Caso Scazzi, zio Michele mostro anche nella farsa

"Sono stato io, anzi no". Tornato libero, ogni giorno Misseri cambia versione, tra gaffe e messaggi criptici. E così sta trasformando l’orrore di un barbaro assassinio in una macabra barzelletta

Caso Scazzi, zio Michele 
mostro anche nella farsa

Taranto - Giovedì mattina, mentre faceva giardinaggio nel cortile della sua villetta, aveva assicurato che sarebbe andato a portare un fiore sulla tomba di Sarah «quando uscirà il colpevole», dimenticando di aver urlato ai quattro venti la propria colpevolezza subito dopo la scarcerazione; ieri invece Michele Misseri ha pensato bene di rettificare la sua stessa rettifica: «Il colpevole sono io e l'ho sempre detto, però non mi crede mai nessuno», dichiara al microfono del «Tg5» in un'altra mattinata segnata dalle parole dell'agricoltore di Avetrana, l'ex orco divenuto ormai capro espiatorio.

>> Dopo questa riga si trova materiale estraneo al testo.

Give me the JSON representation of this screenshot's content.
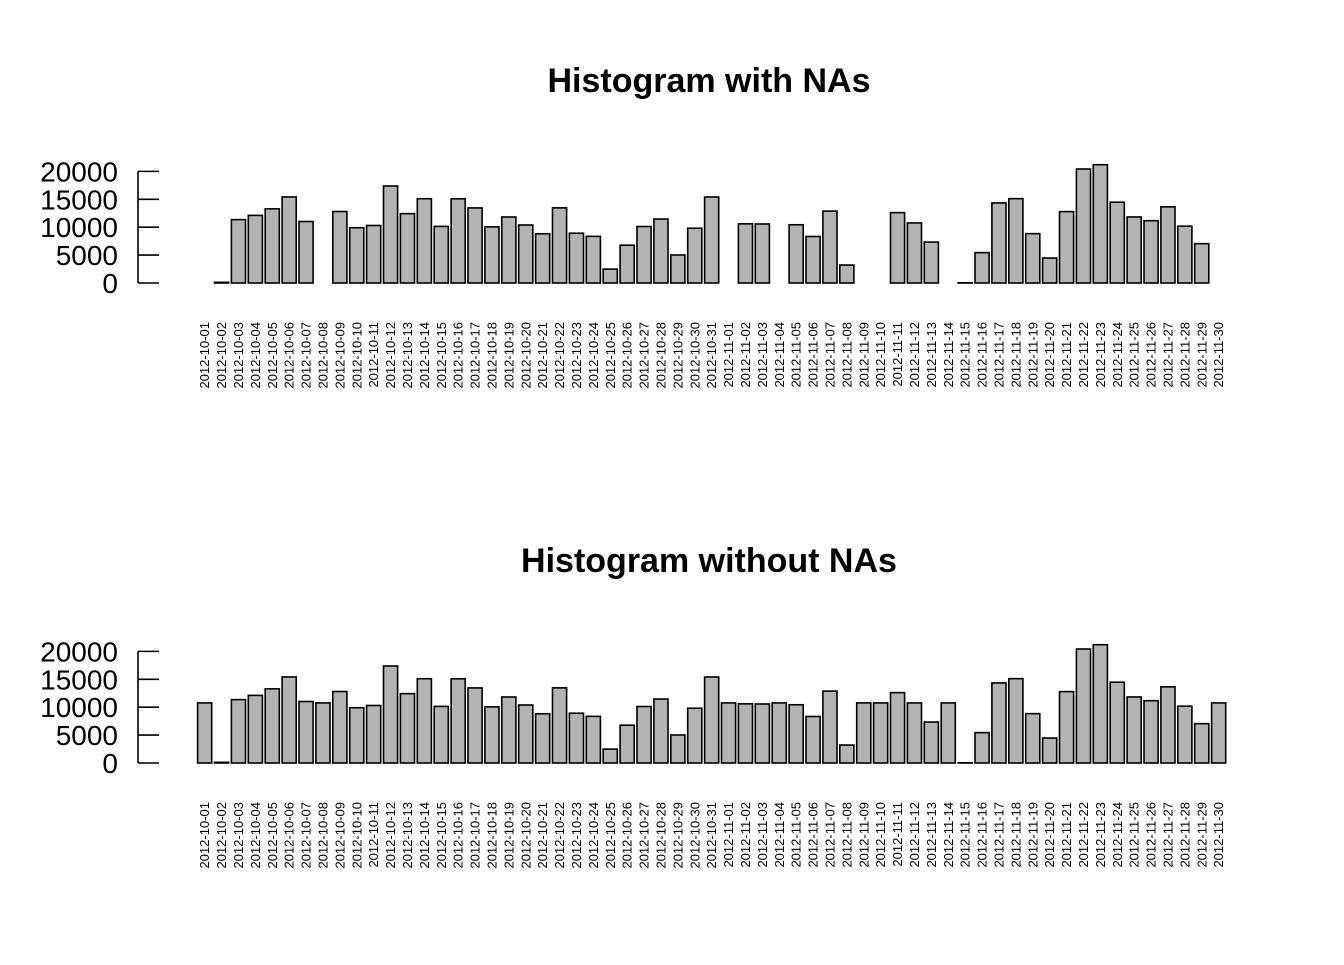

Lui il contadino dagli occhi di ghiaccio e la pelle bruciata dal sole, si è affacciato ancora una volta dinanzi al cancello marrone della villa di via Deledda offrendo la versione di turno: dice di aver ucciso la nipote Sarah Scazzi, aggiunge che non voleva «nemmeno uscire dal carcere», sostiene di essere stato equivocato facendosi scudo con il dialetto. «Quando le traducono le parole cambiano, per questo sono nervoso». E soprattutto tiene a ripetere che in cella «ci sono due innocenti» riferendosi alla figlia, Sabrina, e alla moglie, Cosima Serrano, arrestate con l'accusa di aver assassinato la quindicenne in un torrido pomeriggio del 26 agosto, una tragedia infinita ormai segnata anche da un groviglio di voci e indiscrezioni, bugie e mezze verità, proclami e comparsate televisive, turisti dell'orrore e sciacalli improvvisati pronti a battere le mani.

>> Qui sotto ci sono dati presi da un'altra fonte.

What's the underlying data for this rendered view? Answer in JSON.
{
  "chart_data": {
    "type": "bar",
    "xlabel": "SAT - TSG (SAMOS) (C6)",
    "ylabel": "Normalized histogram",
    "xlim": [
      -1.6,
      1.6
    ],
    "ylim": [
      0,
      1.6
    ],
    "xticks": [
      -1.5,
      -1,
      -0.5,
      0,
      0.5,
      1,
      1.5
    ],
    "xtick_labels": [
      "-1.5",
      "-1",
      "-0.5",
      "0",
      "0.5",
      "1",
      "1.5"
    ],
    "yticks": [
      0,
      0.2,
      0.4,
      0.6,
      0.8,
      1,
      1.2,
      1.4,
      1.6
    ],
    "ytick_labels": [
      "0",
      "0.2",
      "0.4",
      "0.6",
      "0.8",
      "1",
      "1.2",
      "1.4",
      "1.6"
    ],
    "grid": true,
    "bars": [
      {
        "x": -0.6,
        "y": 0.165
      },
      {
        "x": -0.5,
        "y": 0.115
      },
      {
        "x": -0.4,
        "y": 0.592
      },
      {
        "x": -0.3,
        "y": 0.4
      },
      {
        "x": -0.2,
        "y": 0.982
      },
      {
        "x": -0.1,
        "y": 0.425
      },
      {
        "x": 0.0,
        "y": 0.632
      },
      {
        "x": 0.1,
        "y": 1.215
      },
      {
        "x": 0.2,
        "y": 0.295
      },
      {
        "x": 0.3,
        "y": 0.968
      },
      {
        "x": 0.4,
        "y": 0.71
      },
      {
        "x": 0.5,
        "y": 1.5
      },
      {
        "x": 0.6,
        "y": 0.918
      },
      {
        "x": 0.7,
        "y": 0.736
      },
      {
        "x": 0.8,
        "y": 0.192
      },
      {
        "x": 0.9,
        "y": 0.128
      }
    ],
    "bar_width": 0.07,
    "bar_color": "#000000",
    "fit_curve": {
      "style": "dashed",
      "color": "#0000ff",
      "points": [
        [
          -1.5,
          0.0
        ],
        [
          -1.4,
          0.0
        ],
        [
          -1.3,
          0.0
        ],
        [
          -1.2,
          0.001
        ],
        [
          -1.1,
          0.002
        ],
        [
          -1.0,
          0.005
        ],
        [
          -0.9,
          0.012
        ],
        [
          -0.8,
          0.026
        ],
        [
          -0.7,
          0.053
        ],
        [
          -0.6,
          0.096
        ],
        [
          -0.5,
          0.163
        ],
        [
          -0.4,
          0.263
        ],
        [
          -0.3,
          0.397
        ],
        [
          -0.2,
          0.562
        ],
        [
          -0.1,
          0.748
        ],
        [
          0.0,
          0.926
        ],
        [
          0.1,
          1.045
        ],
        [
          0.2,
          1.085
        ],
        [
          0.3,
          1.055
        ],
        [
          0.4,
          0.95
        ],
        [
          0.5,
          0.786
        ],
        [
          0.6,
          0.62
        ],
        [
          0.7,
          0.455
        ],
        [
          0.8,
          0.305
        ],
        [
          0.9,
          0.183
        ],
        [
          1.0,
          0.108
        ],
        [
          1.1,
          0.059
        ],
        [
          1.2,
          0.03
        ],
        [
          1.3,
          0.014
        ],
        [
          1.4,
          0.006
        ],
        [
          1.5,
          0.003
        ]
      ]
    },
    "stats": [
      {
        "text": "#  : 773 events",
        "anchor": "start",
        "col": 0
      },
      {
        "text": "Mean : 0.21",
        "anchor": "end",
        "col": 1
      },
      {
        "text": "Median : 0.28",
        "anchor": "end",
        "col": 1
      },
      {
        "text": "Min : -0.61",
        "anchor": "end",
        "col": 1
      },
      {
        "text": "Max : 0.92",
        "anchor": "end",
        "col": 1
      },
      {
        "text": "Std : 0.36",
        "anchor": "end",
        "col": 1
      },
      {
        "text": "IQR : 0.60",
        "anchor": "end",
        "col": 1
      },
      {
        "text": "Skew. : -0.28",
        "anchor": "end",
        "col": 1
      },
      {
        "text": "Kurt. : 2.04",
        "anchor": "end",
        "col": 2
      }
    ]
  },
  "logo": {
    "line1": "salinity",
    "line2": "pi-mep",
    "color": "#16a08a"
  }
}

Gli investigatori tentano di puntellare l'inchiesta con accertamenti tecnici e ieri è stata ispezionata l'Opel Astra di Cosima. Intanto «zio Michè», il contadino che avrebbe scaraventato la nipotina in una cisterna per mettere a tacere un folle delitto di famiglia, è un uomo libero e può scegliere come trascorrere la giornata: se dedicarsi alla potatura di un albero nel suo giardino o invece riversare altri fiumi di parole, se fare qualche lavoretto in casa o riprendere a raccontare, se raccogliere limoni e stare zitto o dire tutto e il contrario di tutto tentando di riportare indietro le lancette dell'inchiesta. Che invece è andata avanti e si è modificata lasciandolo ai margini, proprio lui che nè è stato il protagonista.

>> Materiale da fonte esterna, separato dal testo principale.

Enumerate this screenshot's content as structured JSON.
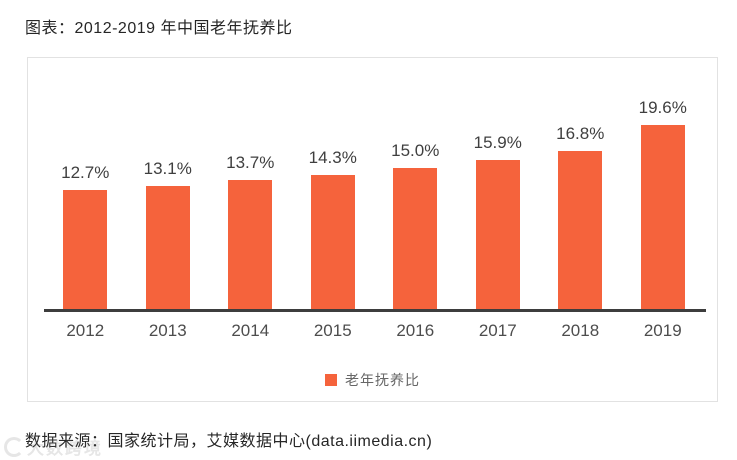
{
  "title": "图表：2012-2019 年中国老年抚养比",
  "source": "数据来源：国家统计局，艾媒数据中心(data.iimedia.cn)",
  "watermark": "大数跨境",
  "colors": {
    "bar": "#f5633c",
    "axis_line": "#3d3d3d",
    "frame_border": "#e2e2e2",
    "value_label": "#3f3f3f",
    "tick_label": "#4d4d4d",
    "legend_text": "#666666"
  },
  "chart_data": {
    "type": "bar",
    "title": "图表：2012-2019 年中国老年抚养比",
    "categories": [
      "2012",
      "2013",
      "2014",
      "2015",
      "2016",
      "2017",
      "2018",
      "2019"
    ],
    "values": [
      12.7,
      13.1,
      13.7,
      14.3,
      15.0,
      15.9,
      16.8,
      19.6
    ],
    "value_labels": [
      "12.7%",
      "13.1%",
      "13.7%",
      "14.3%",
      "15.0%",
      "15.9%",
      "16.8%",
      "19.6%"
    ],
    "legend": "老年抚养比",
    "legend_position": "bottom",
    "xlabel": "",
    "ylabel": "",
    "ylim": [
      0,
      22
    ],
    "grid": false,
    "bar_color": "#f5633c"
  }
}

Del resto Misseri ha fatto trovare il telefonino di Sarah, zio Miché ha indossato la maschera del dolore assicurando in lacrime di aver trovato il cellulare per caso in campagna; e ancora: sempre zio Miché ha confessato e ha fatto trovare il cadavere, quindi ha accusato Sabrina e quando i magistrati hanno deciso di non sentirlo più ha scritto un'infinità di lettere per affermare l'innocenza della figlia; infine, ormai in libertà dopo 236 giorni di carcere, il contadino è tornato a parlare: prima si è accusato mimando persino le fasi dell'omicidio, poi ha affermato al microfono di «Quarto grado» che «il colpevole non è uscito» e alla fine ha ritrattato. Eppure Michele Misseri respinge l'etichetta di uomo dalle mille versioni. «Io ho sempre detto la verità, ma mai nessuno mi ha voluto capire», dichiara. E quando pensa a moglie e figlia precisa: «Non so come devo farmi perdonare, mi sento in colpa di quello che ho fatto».
In realtà nell'inchiesta l'agricoltore di Avetrana è poco più di un comprimario.

Secondo la procura di Taranto, Sarah sarebbe stata uccisa da Sabrina perché temeva che la quindicenne le portasse via Ivano Russo, il ragazzo conteso: per questo l'avrebbe strangolata sotto gli occhi della madre che non avrebbe fatto nulla per impedirlo. Poi zio Miché ha fatto sparire il corpo ed è rimasto in silenzio. Fino a quando l’orrore gli ha corroso la coscienza e lo ha spinto a parlare.